= Americans for Middle East Understanding =

Organization

Americans for Middle East Understanding (AMEU) is an American 501(c)(3) nonprofit organization based in New York City. AMEU was founded in 1967 by people whose professions involved the Middle East and who believed that Americans were receiving biased information about the region. AMEU publishes a 16-page magazine called The Link on a bi-monthly basis, which is now in its 33rd year of publication. It also publishes leaflets about the Middle East, supports educational programs, sells books, donates to libraries, provides a speakers' bureau, subsidizes travel to the Middle East and provides teachers with educational material.

==Board of directors==

The board of directors includes scholars, academics, diplomats, authors, editors, religious representatives and business people including many with direct experience in the Middle East. Talcot Seelye, former American ambassador to Syria and Tunisia, served on the board of directors.
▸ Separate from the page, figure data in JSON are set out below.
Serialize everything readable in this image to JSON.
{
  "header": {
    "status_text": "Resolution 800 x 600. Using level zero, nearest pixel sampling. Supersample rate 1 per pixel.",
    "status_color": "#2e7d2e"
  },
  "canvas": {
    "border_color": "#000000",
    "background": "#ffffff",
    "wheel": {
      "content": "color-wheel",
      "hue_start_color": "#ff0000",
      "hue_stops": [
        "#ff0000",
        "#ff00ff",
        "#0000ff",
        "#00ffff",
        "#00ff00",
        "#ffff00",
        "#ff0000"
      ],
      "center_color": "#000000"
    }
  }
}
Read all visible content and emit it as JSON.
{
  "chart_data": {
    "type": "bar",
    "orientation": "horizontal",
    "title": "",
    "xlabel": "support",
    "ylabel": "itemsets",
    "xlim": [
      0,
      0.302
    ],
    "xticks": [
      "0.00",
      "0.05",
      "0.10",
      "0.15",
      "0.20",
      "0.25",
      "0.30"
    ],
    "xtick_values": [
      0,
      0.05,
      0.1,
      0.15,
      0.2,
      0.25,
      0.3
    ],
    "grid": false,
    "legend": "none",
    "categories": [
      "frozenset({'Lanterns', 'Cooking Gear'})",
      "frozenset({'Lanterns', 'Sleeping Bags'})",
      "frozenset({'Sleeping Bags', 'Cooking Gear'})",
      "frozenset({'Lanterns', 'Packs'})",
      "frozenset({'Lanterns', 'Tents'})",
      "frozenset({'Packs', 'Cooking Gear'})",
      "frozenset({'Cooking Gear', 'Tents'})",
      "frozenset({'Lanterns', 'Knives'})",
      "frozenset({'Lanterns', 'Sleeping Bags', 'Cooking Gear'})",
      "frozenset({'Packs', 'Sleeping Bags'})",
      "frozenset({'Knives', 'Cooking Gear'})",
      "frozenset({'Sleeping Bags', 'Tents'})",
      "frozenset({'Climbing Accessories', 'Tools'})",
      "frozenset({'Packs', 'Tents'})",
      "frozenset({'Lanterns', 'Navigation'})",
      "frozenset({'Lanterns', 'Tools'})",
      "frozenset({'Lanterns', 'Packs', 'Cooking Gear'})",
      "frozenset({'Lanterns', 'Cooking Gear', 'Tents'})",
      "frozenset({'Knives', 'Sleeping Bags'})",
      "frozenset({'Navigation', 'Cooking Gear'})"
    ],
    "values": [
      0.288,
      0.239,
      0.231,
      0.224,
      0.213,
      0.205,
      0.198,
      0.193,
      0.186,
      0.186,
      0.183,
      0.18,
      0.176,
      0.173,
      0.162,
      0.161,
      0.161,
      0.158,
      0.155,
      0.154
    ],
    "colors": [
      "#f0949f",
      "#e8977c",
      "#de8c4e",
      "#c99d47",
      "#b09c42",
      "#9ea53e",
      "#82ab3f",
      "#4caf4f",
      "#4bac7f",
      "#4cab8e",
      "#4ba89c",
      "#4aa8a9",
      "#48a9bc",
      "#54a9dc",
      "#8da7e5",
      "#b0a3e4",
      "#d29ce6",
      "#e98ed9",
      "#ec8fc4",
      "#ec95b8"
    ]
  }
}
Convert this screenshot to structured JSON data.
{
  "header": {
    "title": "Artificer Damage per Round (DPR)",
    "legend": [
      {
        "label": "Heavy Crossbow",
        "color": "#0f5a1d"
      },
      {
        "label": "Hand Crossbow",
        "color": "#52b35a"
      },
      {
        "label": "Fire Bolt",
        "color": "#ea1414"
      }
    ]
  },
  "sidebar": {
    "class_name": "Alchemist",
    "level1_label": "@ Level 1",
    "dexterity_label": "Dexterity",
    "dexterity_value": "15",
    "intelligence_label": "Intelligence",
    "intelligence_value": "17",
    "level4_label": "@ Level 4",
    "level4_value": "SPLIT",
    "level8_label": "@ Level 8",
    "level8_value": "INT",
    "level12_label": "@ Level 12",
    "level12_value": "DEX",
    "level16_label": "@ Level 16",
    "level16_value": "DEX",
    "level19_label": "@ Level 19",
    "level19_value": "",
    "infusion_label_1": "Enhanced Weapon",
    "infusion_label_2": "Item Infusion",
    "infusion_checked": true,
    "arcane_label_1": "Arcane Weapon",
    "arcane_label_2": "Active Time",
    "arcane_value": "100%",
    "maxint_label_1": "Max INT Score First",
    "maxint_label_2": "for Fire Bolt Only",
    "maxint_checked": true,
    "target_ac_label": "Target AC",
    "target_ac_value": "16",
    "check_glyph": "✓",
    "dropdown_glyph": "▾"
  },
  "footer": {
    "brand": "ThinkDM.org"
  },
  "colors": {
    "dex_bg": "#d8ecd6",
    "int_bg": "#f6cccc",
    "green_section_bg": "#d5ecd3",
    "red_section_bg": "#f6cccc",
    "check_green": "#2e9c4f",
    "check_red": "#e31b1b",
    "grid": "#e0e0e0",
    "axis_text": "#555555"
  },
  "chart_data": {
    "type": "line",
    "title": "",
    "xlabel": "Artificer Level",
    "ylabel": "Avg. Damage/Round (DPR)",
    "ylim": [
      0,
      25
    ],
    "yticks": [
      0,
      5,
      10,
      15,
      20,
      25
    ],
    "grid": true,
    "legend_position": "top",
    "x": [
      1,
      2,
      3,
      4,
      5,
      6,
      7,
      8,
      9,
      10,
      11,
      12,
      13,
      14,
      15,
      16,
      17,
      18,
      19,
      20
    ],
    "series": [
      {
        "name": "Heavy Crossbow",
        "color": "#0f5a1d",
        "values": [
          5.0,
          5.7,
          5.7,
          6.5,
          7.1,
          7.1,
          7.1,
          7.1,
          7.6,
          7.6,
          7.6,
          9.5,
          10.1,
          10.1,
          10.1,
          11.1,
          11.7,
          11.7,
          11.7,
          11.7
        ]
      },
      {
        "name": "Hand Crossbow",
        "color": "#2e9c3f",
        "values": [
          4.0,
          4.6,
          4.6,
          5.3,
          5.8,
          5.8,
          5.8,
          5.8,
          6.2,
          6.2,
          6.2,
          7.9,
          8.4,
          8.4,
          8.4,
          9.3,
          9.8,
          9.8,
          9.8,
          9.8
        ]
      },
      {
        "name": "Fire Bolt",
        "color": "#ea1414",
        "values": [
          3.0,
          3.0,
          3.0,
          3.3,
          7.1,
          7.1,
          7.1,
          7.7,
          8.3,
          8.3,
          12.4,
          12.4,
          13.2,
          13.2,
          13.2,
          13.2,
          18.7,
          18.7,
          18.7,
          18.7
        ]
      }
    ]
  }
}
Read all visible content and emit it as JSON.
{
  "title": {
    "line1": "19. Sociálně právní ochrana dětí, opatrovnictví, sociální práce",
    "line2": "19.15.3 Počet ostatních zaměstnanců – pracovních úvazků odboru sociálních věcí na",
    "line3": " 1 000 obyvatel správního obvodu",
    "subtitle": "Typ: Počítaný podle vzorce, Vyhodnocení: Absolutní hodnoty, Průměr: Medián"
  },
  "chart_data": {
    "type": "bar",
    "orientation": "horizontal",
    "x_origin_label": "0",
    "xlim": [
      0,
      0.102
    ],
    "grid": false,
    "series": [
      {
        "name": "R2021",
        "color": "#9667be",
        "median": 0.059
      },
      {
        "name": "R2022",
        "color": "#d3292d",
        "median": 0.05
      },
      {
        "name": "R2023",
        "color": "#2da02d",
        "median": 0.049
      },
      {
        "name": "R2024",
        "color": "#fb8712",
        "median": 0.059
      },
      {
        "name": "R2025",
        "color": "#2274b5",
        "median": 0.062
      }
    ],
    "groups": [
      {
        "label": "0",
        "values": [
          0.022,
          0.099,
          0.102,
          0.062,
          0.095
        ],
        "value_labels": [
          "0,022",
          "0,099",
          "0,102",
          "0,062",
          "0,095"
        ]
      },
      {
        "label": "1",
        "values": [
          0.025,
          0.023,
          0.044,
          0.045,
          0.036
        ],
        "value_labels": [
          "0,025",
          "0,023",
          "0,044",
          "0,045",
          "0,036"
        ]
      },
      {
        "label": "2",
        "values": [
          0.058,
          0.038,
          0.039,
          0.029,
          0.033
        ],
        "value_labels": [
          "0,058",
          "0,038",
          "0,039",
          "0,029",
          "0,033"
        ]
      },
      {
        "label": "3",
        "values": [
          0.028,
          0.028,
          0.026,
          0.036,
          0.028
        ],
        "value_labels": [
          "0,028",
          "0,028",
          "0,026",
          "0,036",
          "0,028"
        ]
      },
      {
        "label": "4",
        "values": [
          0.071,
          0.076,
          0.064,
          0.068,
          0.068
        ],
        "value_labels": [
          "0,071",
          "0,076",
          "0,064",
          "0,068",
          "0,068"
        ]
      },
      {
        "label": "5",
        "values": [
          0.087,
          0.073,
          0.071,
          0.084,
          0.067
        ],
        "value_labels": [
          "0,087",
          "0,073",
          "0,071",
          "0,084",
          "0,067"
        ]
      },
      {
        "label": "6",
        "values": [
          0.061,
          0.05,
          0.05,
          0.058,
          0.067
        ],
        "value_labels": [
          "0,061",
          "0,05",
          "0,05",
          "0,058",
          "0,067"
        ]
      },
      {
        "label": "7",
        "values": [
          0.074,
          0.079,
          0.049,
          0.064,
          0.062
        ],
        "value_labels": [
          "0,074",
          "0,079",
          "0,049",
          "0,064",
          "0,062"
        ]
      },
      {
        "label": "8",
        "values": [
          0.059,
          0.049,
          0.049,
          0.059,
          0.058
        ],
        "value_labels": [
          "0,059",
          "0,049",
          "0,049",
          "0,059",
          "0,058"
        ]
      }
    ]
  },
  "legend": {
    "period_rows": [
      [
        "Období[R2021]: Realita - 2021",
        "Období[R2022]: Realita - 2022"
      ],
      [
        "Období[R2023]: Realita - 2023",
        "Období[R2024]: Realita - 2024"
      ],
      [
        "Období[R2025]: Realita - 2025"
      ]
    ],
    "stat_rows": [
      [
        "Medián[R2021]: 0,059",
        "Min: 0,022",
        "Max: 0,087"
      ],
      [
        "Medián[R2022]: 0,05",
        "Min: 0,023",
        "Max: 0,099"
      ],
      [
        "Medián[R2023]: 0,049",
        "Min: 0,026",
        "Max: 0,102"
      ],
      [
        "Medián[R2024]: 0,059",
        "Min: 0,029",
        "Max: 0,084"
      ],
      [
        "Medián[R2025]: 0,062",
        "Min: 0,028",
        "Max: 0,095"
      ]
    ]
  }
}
AMEU's current board of directors includes former American ambassador to Greece, Zimbabwe, and Mauritius, Robert V. Keeley and former representative Paul Findley.

==Palestinian advocacy==

A 2004 article by Chana Shavelson on the pro-Israeli media watchdog, Committee for Accuracy in Middle East Reporting in America (CAMERA), AMEU is referred to as a "pro-Palestinian group." Neoconservative Laurent Murawiec, in his book, Prince of darkness: the Saudi assault on the West says: "Americans for Middle East Understanding, established in 1969, evolved into a major organization within the Arab lobby."